While the process can highlight your skills and achievements, it can also shed light on some negative aspects perceptions your teammates or managers have about your performance, skills, or personality.

These revelations can be shocking and unpleasant. It takes a growth mindset and open-mindedness to be open to feedback. These create cognitive dissonance as they bring about truths about ourselves that are contrary to your beliefs or your self-image.

We have 2 ways of dealing with it: ignore or accept. Both are valid, but you need to understand when to let go of the new information and the feelings it’s caused, and when to accept or take action.

Choose your battles

The good news is, you don’t have to react to everything.

If the feedback doesn’t clash with your values or your sense of integrity, is not a recurring issue, or isn’t a flaw in your leadership skills, it’s most likely not worth taking action.

Instead, focus on actionable steps you can take to improve on specific issues that are affecting your team’s performance.

Needless to say, don’t react to any comments that were made in bad faith or that comment on things about yourself you cannot change.

By freeing up mental and emotional space for small, high-impact actions, you take the first step toward growth.

Develop a growth mindset

Speaking of growth, it’s important to see all feedback as an opportunity to gain a better understanding of yourself and your leadership skills.

For example, perhaps you see yourself as a friendly, kind leader. While your team agrees, they also feel that you’re not challenging them or pushing them to perform better.

Instead of seeing this as criticism of your leadership style, see it as an opportunity to work together with your team to

It helps to see any potential weaknesses or failures, not as flaws, but as opportunities. In business, overcoming weaknesses and failure can be an excellent teacher.

Reflect, don’t react

Before you take any action, take some time to reflect on the feedback you’ve received. It can be quite a shock, so pausing for a short time to let emotions cool off will help you distinguish what needs acting upon and what doesn’t, and where to go next.

Setting up a meeting with a supervisor, a trusted colleague, or a mentor to share your thoughts about it and gain additional insights.

Also, it’s normal to wonder who left specific feedback, especially when it’s negative feedback. As the saying goes, if you seek revenge, you should dig two graves. Trying to get back at someone for the feedback they shared, even if you feel was unfair, will only make the underlying issue worse.

Celebrate the wins

While focusing on the blind spots is useful to start working on them, don’t forget to celebrate the positives. Thank your team for sharing and take a few moments to let their positive words resonate within you.
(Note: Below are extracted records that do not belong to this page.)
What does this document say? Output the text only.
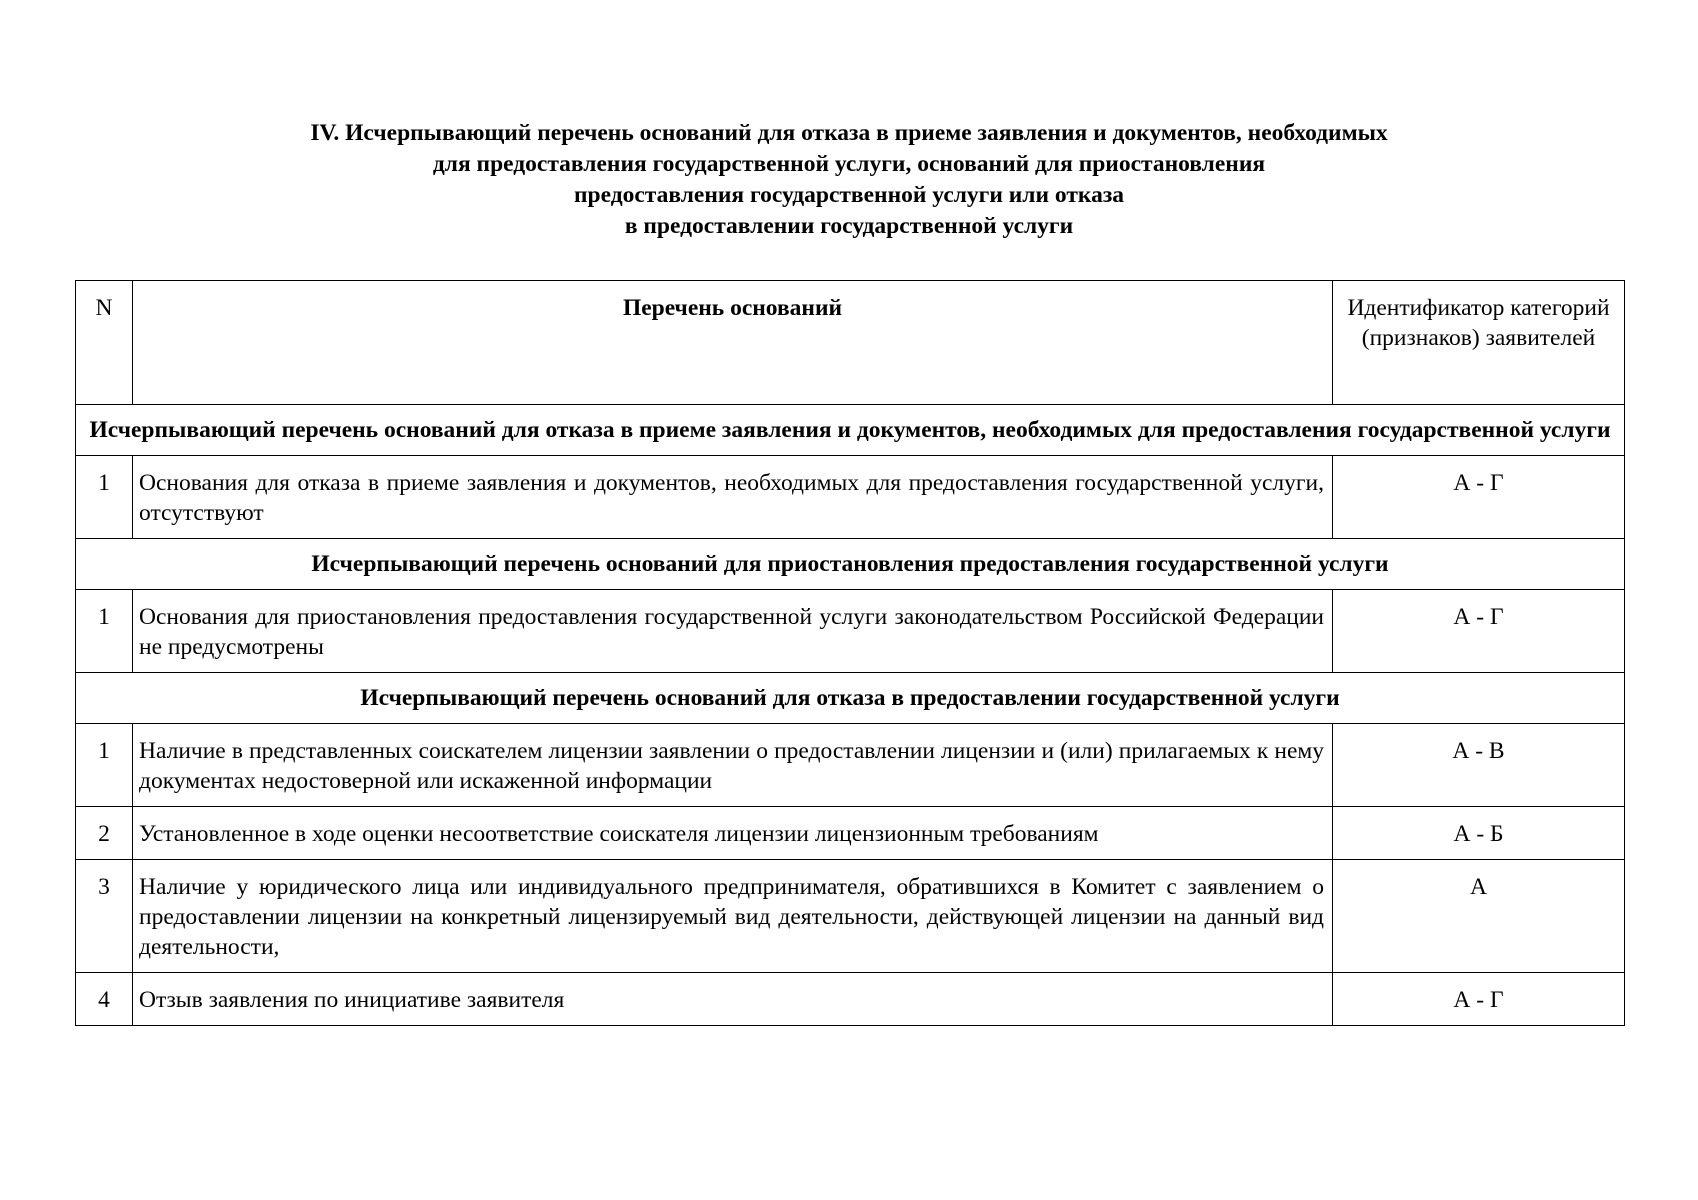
IV. Исчерпывающий перечень оснований для отказа в приеме заявления и документов, необходимых
для предоставления государственной услуги, оснований для приостановления
предоставления государственной услуги или отказа
в предоставлении государственной услуги
N	Перечень оснований	Идентификатор категорий (признаков) заявителей
Исчерпывающий перечень оснований для отказа в приеме заявления и документов, необходимых для предоставления государственной услуги		
1	Основания для отказа в приеме заявления и документов, необходимых для предоставления государственной услуги, отсутствуют	А - Г
Исчерпывающий перечень оснований для приостановления предоставления государственной услуги		
1	Основания для приостановления предоставления государственной услуги законодательством Российской Федерации не предусмотрены	А - Г
Исчерпывающий перечень оснований для отказа в предоставлении государственной услуги		
1	Наличие в представленных соискателем лицензии заявлении о предоставлении лицензии и (или) прилагаемых к нему документах недостоверной или искаженной информации	А - В
2	Установленное в ходе оценки несоответствие соискателя лицензии лицензионным требованиям	А - Б
3	Наличие у юридического лица или индивидуального предпринимателя, обратившихся в Комитет с заявлением о предоставлении лицензии на конкретный лицензируемый вид деятельности, действующей лицензии на данный вид деятельности,	А
4	Отзыв заявления по инициативе заявителя	А - Г
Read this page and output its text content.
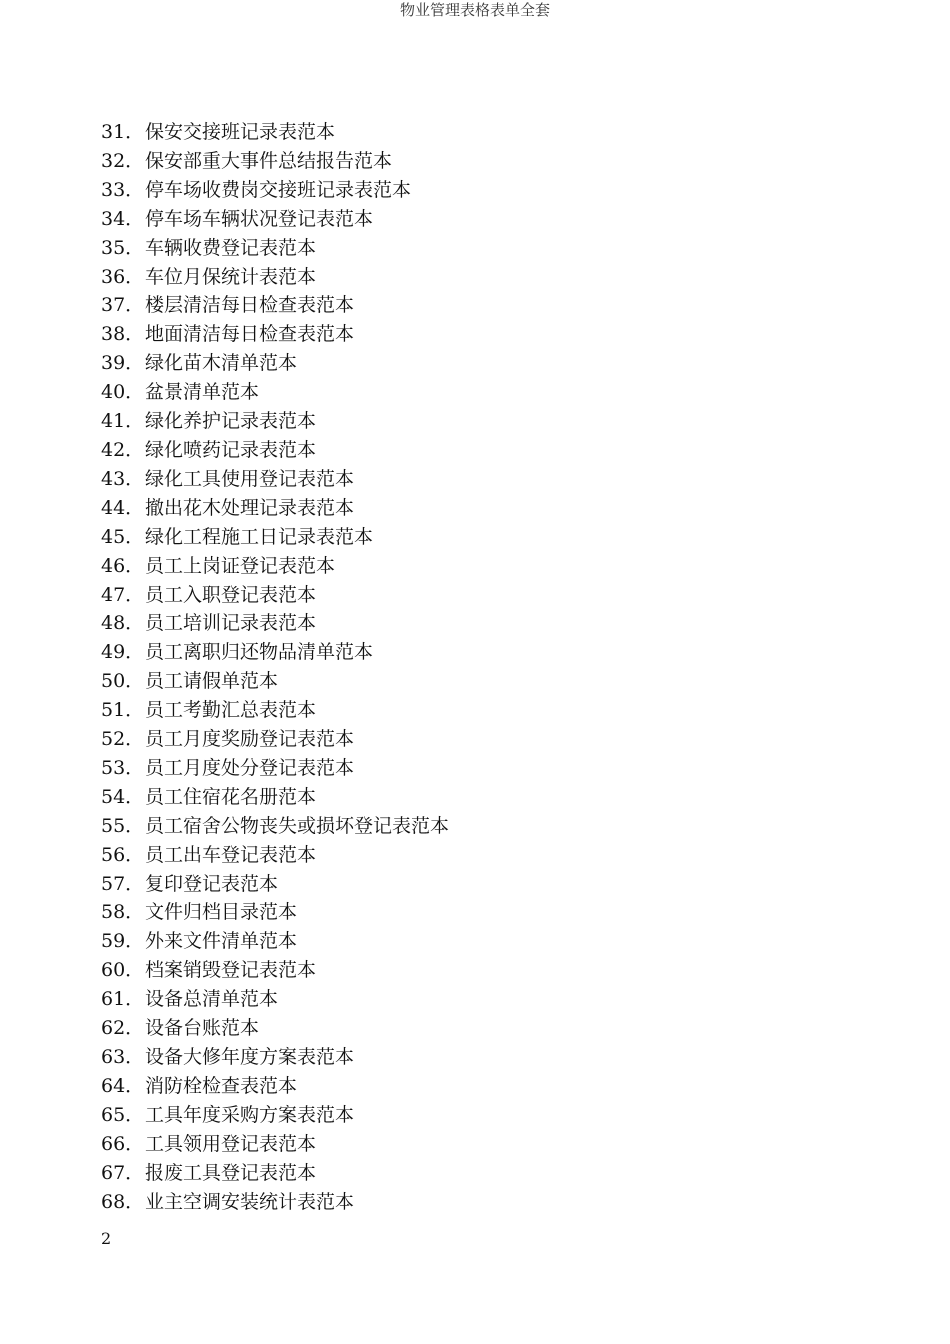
物业管理表格表单全套
31．保安交接班记录表范本
32．保安部重大事件总结报告范本
33．停车场收费岗交接班记录表范本
34．停车场车辆状况登记表范本
35．车辆收费登记表范本
36．车位月保统计表范本
37．楼层清洁每日检查表范本
38．地面清洁每日检查表范本
39．绿化苗木清单范本
40．盆景清单范本
41．绿化养护记录表范本
42．绿化喷药记录表范本
43．绿化工具使用登记表范本
44．撤出花木处理记录表范本
45．绿化工程施工日记录表范本
46．员工上岗证登记表范本
47．员工入职登记表范本
48．员工培训记录表范本
49．员工离职归还物品清单范本
50．员工请假单范本
51．员工考勤汇总表范本
52．员工月度奖励登记表范本
53．员工月度处分登记表范本
54．员工住宿花名册范本
55．员工宿舍公物丧失或损坏登记表范本
56．员工出车登记表范本
57．复印登记表范本
58．文件归档目录范本
59．外来文件清单范本
60．档案销毁登记表范本
61．设备总清单范本
62．设备台账范本
63．设备大修年度方案表范本
64．消防栓检查表范本
65．工具年度采购方案表范本
66．工具领用登记表范本
67．报废工具登记表范本
68．业主空调安装统计表范本
2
Acknowledging your progress within the company and as a professional, and knowing your efforts have not gone unattended, increases your motivation and gives you a great idea of what’s working so far.

So, before you start with the hard work, take a few moments to appreciate all you have achieved and contributed to your organization.

Commit to change

Finally, now that your team has spoken about the aspects of your leadership they’re not pleased with, they will expect some changes. Make sure that the actions you take have a visible impact on your behavior and performance in your workplace.
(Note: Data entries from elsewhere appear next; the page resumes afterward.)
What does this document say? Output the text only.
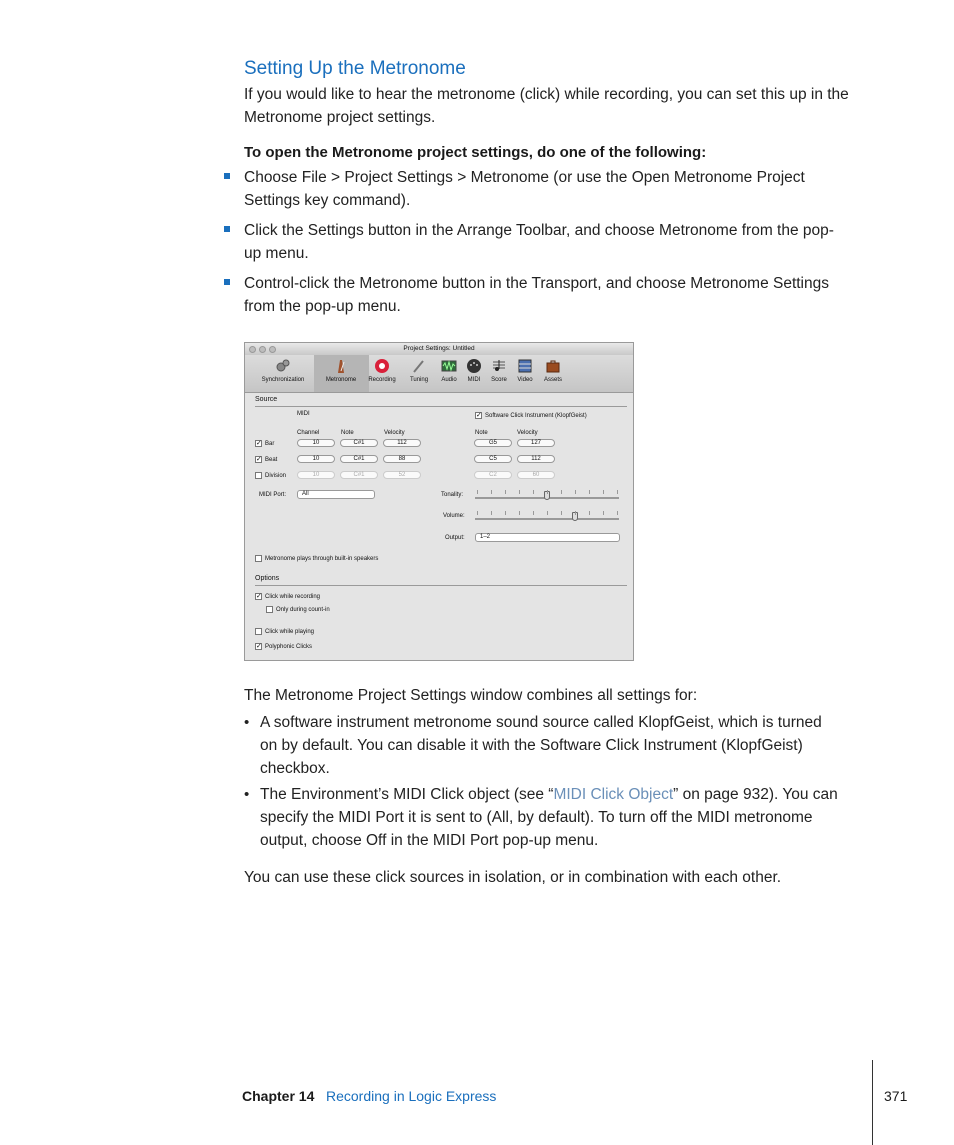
Setting Up the Metronome
If you would like to hear the metronome (click) while recording, you can set this up in the Metronome project settings.
To open the Metronome project settings, do one of the following:
Choose File > Project Settings > Metronome (or use the Open Metronome Project
Settings key command).
Click the Settings button in the Arrange Toolbar, and choose Metronome from the pop-
up menu.
Control-click the Metronome button in the Transport, and choose Metronome Settings
from the pop-up menu.
Project Settings: Untitled
Synchronization	Metronome	Recording	Tuning	Audio	MIDI	Score	Video	Assets
Source
MIDI	✓ Software Click Instrument (KlopfGeist)
Channel	Note	Velocity	Note	Velocity
✓ Bar	10	C#1	112	G5	127
✓ Beat	10	C#1	88	C5	112
Division	10	C#1	52	C2	60
MIDI Port:	All	Tonality:
Volume:
Output:	1–2
Metronome plays through built-in speakers
Options
✓ Click while recording
Only during count-in
Click while playing
✓ Polyphonic Clicks
The Metronome Project Settings window combines all settings for:
• A software instrument metronome sound source called KlopfGeist, which is turned
on by default. You can disable it with the Software Click Instrument (KlopfGeist)
checkbox.
• The Environment’s MIDI Click object (see “MIDI Click Object” on page 932). You can
specify the MIDI Port it is sent to (All, by default). To turn off the MIDI metronome
output, choose Off in the MIDI Port pop-up menu.
You can use these click sources in isolation, or in combination with each other.
Chapter 14 Recording in Logic Express	371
What’s important here is not a score or the feedback you’ll receive at the next review.

Start with one or two of the most pressing issues brought up in the review, and focus on small actions that bring the most change. Change takes time, keep your expectations realistic–start by modifying habits or implementing new procedures gradually, especially if they involve other members of the team. Focus on results instead of increasing a score.

In the end, you are at the center of the whole process. Not even a perfectly executed 360 review will work without a growth mindset, commitment, and desire to take action. Of course, with the right coaching and mentoring, it becomes a lot easier to translate the results into actions.

Have you received a 360 review before? What did you find most helpful about it?